The expression of RAGE in the cerebral vessels endothelium is increased in AD mouse models and AD patients (Deane et al., 2003; Donahue et al., 2006; Miles et al., 2008), while LRP-1 expression is reduced (Shibata et al., 2000; Deane et al., 2004; Donahue et al., 2006). These changes would contribute to an Aβ increase in the brain, to its consequent oligomerization and, thus, to higher levels of the amyloid neurotoxic form. Given these findings, it would be
interesting to study whether and how the blood-brain barrier functionality is also affected during the illness course in patients with mood disorders.
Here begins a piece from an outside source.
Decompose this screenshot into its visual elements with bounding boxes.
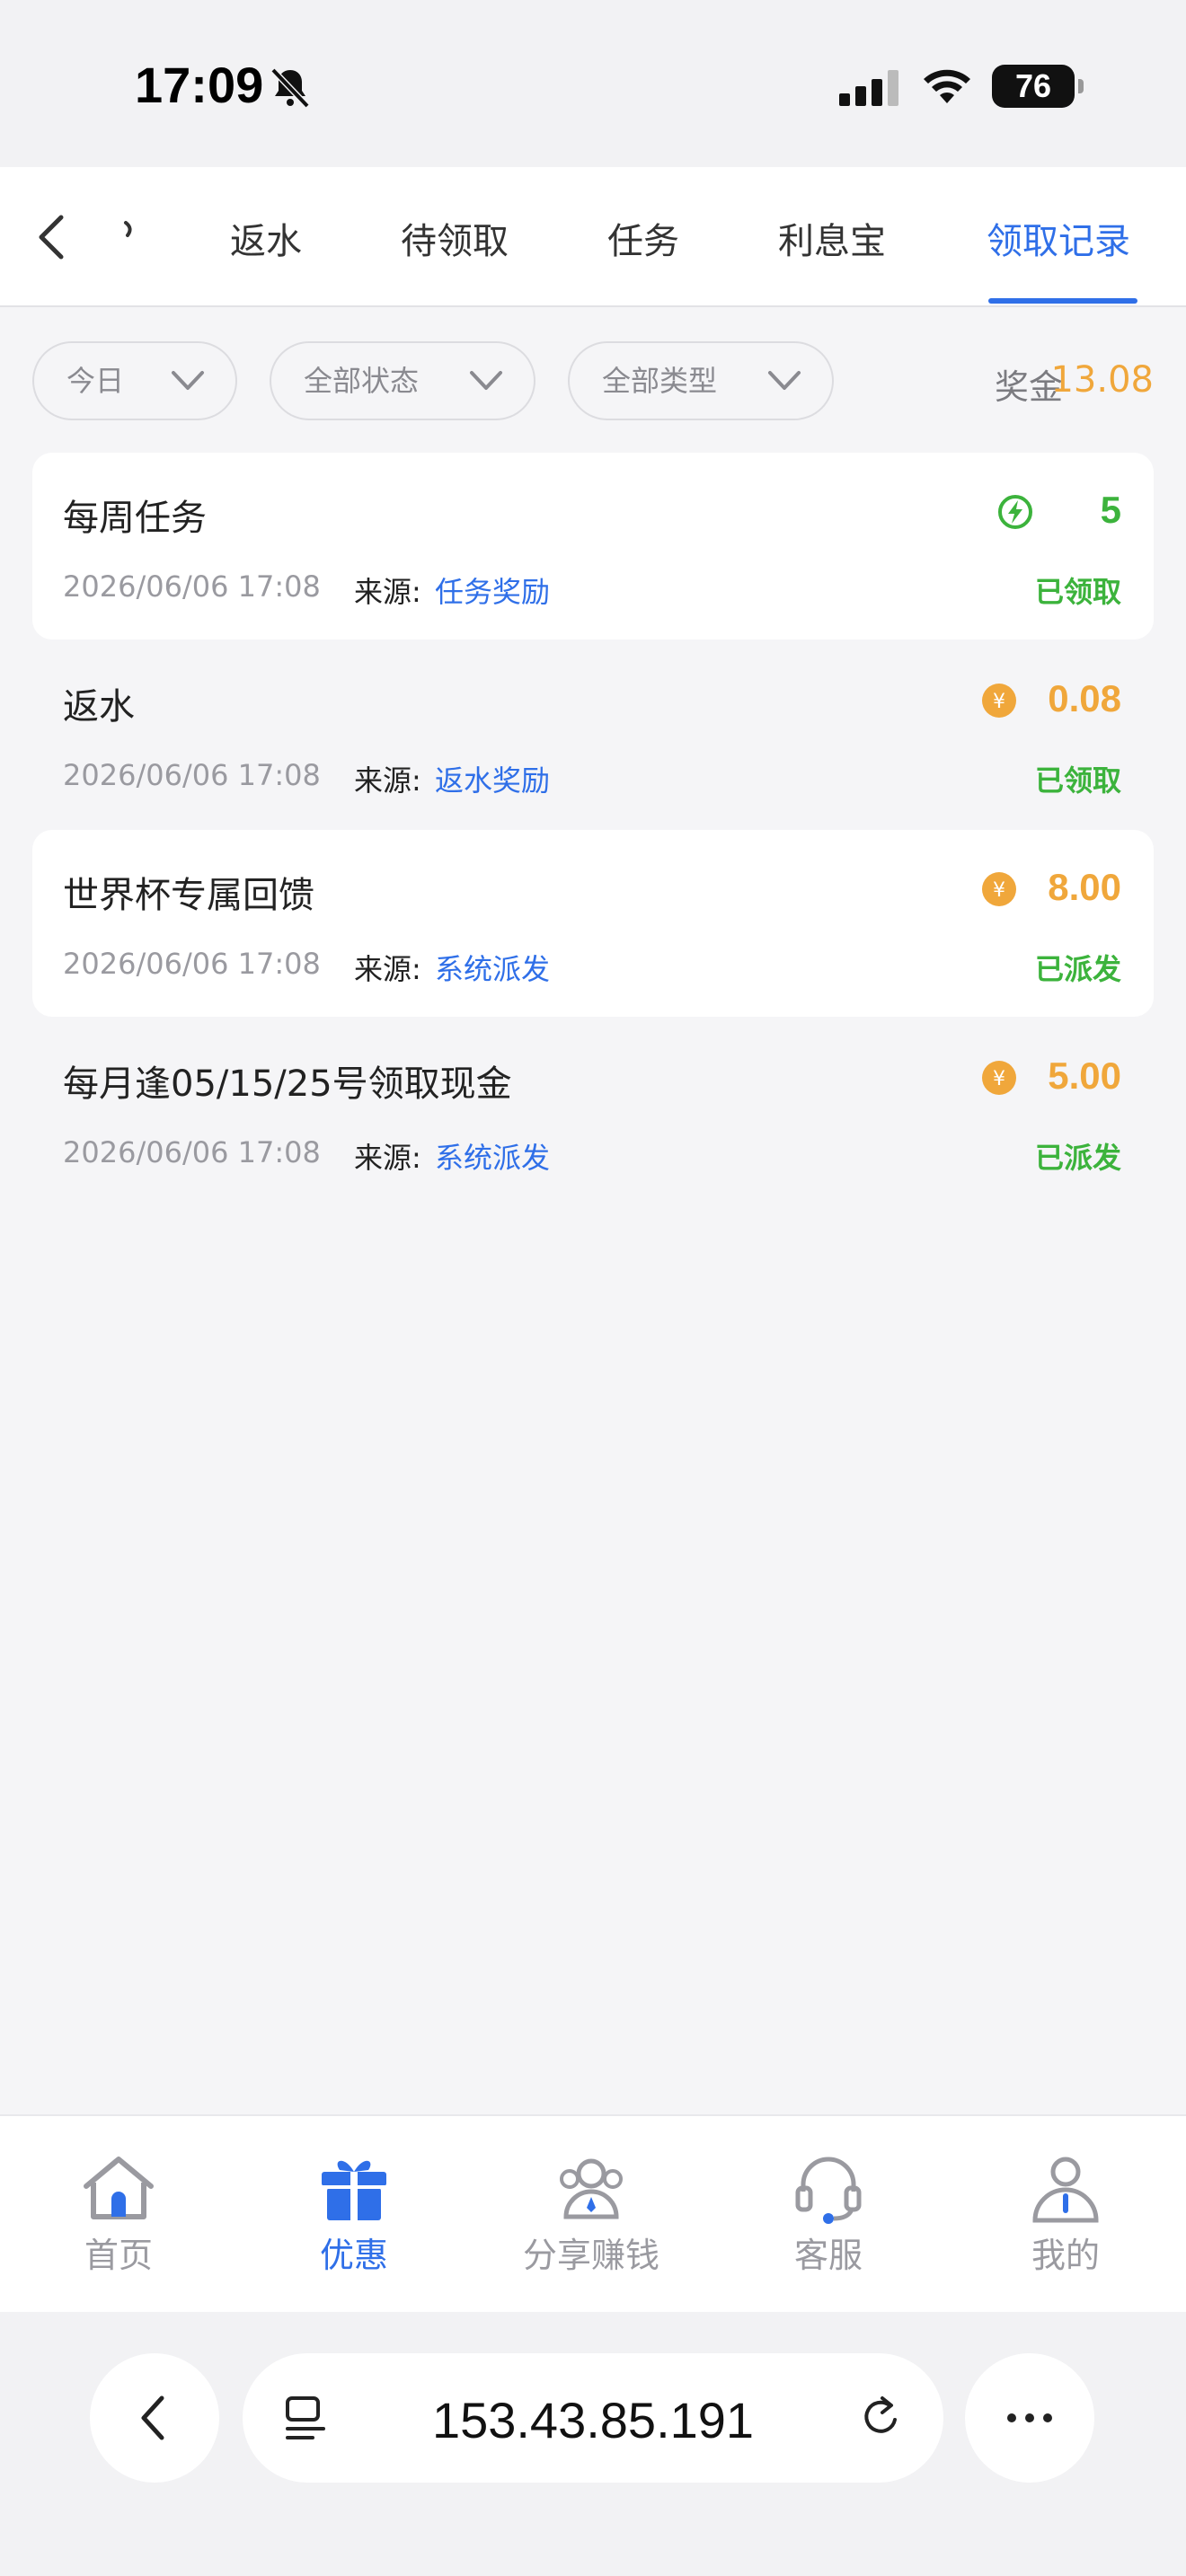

Some very recent PET studies demonstrated increased binding values in multiple cortical areas of patients with lifetime history of major depression relative to comparison healthy subjects (Wu et al., 2014) and that lifetime history of depression predicts increased amyloid-β accumulation in patients with MCI (Chung et al., 2015).
In any case, our finding of plasma Aβ alterations in bipolar patients leads us to investigate about possible neurodegenerative phenomena involved in bipolar disorder pathophysiology.
Further studies are needed in order to understand whether Aβ-mediated neurotoxicity might increase the risk for dementia and cognitive decline in our patients. It would be important to clarify whether a primarily “amyloid-associated” mood disorder with resistance to treatment and risk for cognitive decline exists, or whether neurodegenerative processes, mediated by Aβ and triggered by recurrence of affective episodes, represent an epiphenomenon in all patients with mood disorders. At the same time, further research should realize if plasmatic Aβ peptides may represent a good and reliable bio-marker of neurodegeneration and cognitive deterioration in depressed and bipolar patients, especially in those with high illness recurrence.
However, is mandatory to integrate an accurate cognitive assessment during the follow-up of patients suffering from mood disorders, particularly from bipolar disorder, in order to allow the early recognition of cognitive impairment. This represents an important issue to design adequate therapeutic treatments. Along this view, treatments potentiating the dopaminergic transmission and modulating the glutamatergic transmission should be considered for cognitive impaired bipolar patients.